Tuesday, November 2, 2010

Pear Pie



I originally thought about making a pear tart, but did not have time to make the dough...needless to say, I cheated and bought a frozen pie dough and it turned out to be a PEAR PIE!!! Enjoy!

Pear Pie

1 store-bough pie shell (for time saving)
1 can pears
Raspberries, blueberries, and mint leaves for garnish

Follow the manufacturer’s instructions for cooking the pie dough. Remove from oven and let it cool.

Pastry Cream
2 cups milk or half-half
1/8 tsp Madagascar vanilla extract
½ tsp Pear extract (call 888-396-4552)
¼ cup sweetener (sugar, honey, agave syrup)
A pinch of nutmeg
1 egg + 2 egg yolks
3 tbs corn starch
3 tbs cold butter cut in small pieces
Ice water

In a small pot, bring to a boil the milk, extracts, sweetener, and nutmeg.

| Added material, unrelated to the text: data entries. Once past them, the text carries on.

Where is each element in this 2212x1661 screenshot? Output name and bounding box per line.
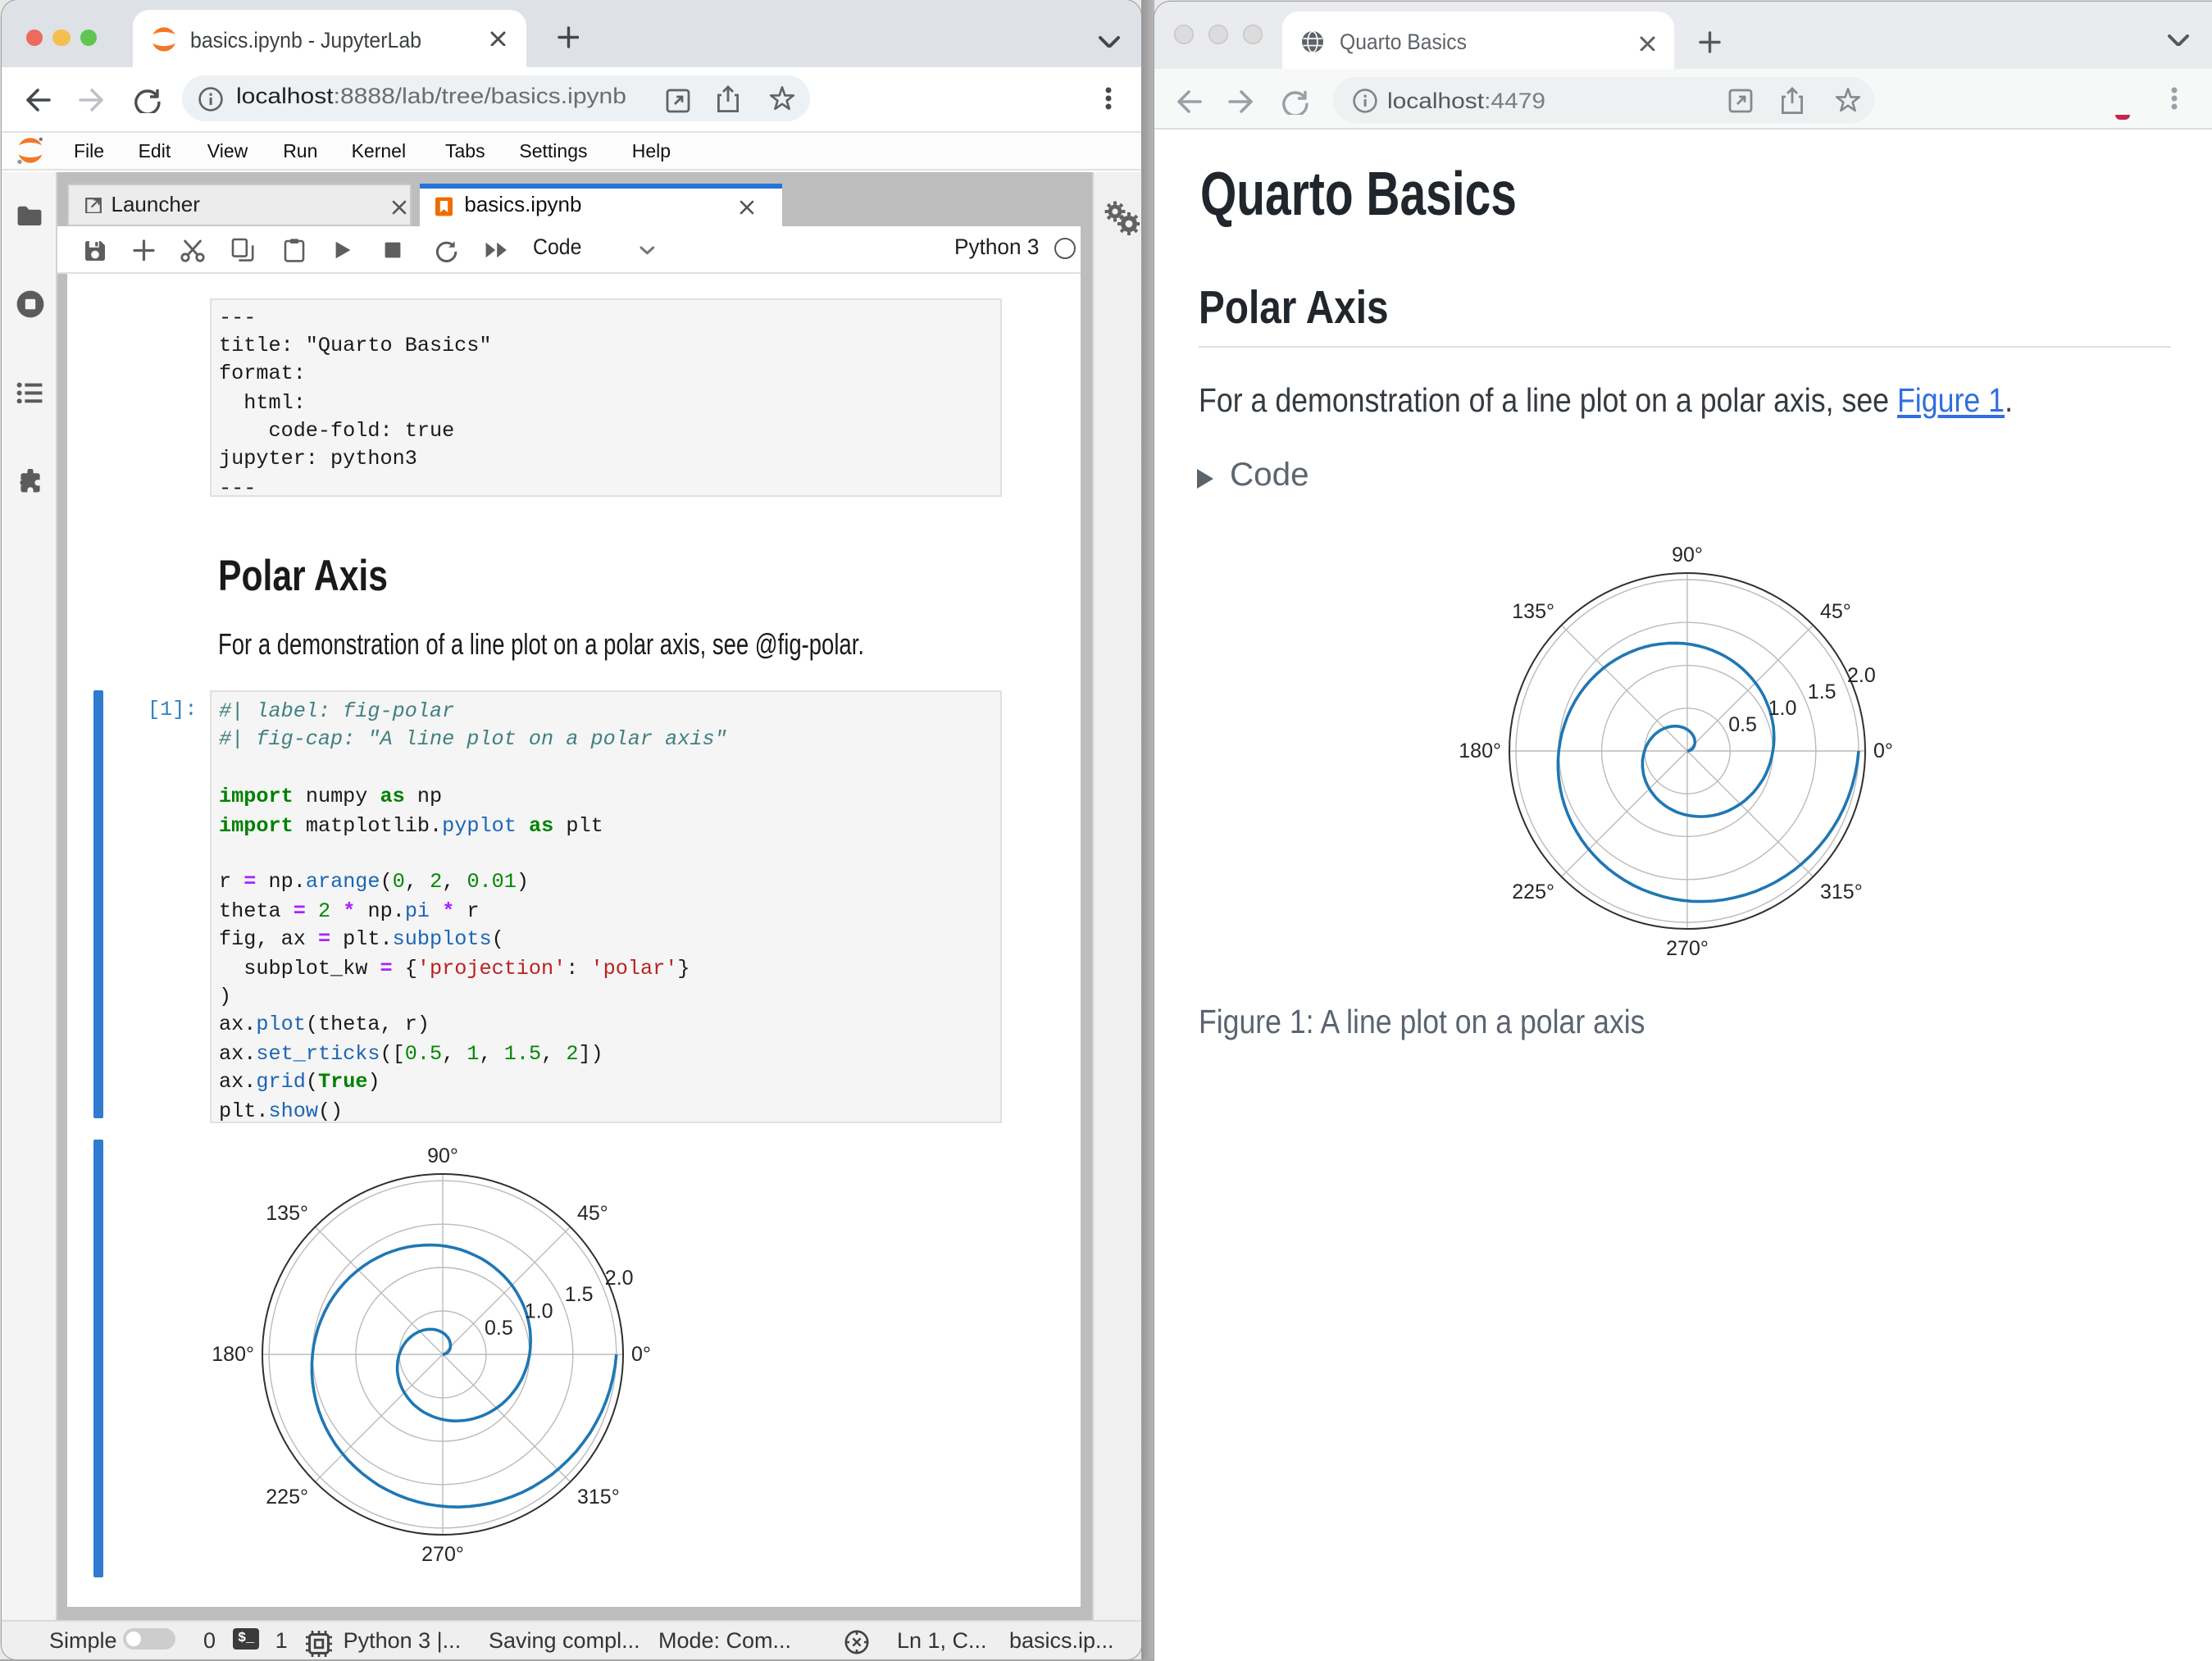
svg-text:1.5: 1.5 [564,1282,593,1305]
svg-text:0.5: 0.5 [1728,713,1757,736]
svg-text:135°: 135° [265,1201,307,1224]
svg-text:90°: 90° [1672,544,1703,567]
svg-text:1.5: 1.5 [1808,680,1837,703]
svg-text:0°: 0° [630,1342,650,1365]
svg-text:90°: 90° [426,1144,457,1167]
svg-text:225°: 225° [265,1485,307,1508]
svg-text:2.0: 2.0 [1847,664,1876,687]
svg-text:315°: 315° [576,1485,619,1508]
svg-text:45°: 45° [1820,600,1851,623]
svg-text:135°: 135° [1512,600,1554,623]
svg-text:1.0: 1.0 [524,1299,553,1322]
svg-text:2.0: 2.0 [604,1266,633,1289]
svg-text:180°: 180° [211,1342,253,1365]
svg-text:270°: 270° [421,1542,463,1565]
svg-text:315°: 315° [1820,881,1863,903]
svg-text:1.0: 1.0 [1768,697,1797,720]
svg-text:225°: 225° [1512,881,1554,903]
svg-text:45°: 45° [576,1201,608,1224]
svg-text:270°: 270° [1666,937,1709,960]
svg-text:0°: 0° [1873,739,1893,762]
svg-text:0.5: 0.5 [484,1316,512,1339]
svg-text:180°: 180° [1459,739,1501,762]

In a small container, mix eggs with cornstarch. When the milk mixture is starting to boil, and reduce heat. Slowly pour about ½ cup to egg mixture whisking fast to incorporate air. This is called tempering. Pour the egg mixture into the pot with the milk whisking fast and cook on medium-high heat until thick. Do not overcook.

Put the pot on ice water and add the butter little by little until all incorporated.

Slice the pears; pour the pastry cream in the pie shell and arrange the pear one close to another. Garnish the center with raspberries, blueberries, and mint leaves.

Refrigerate for at least 4 hours before serving.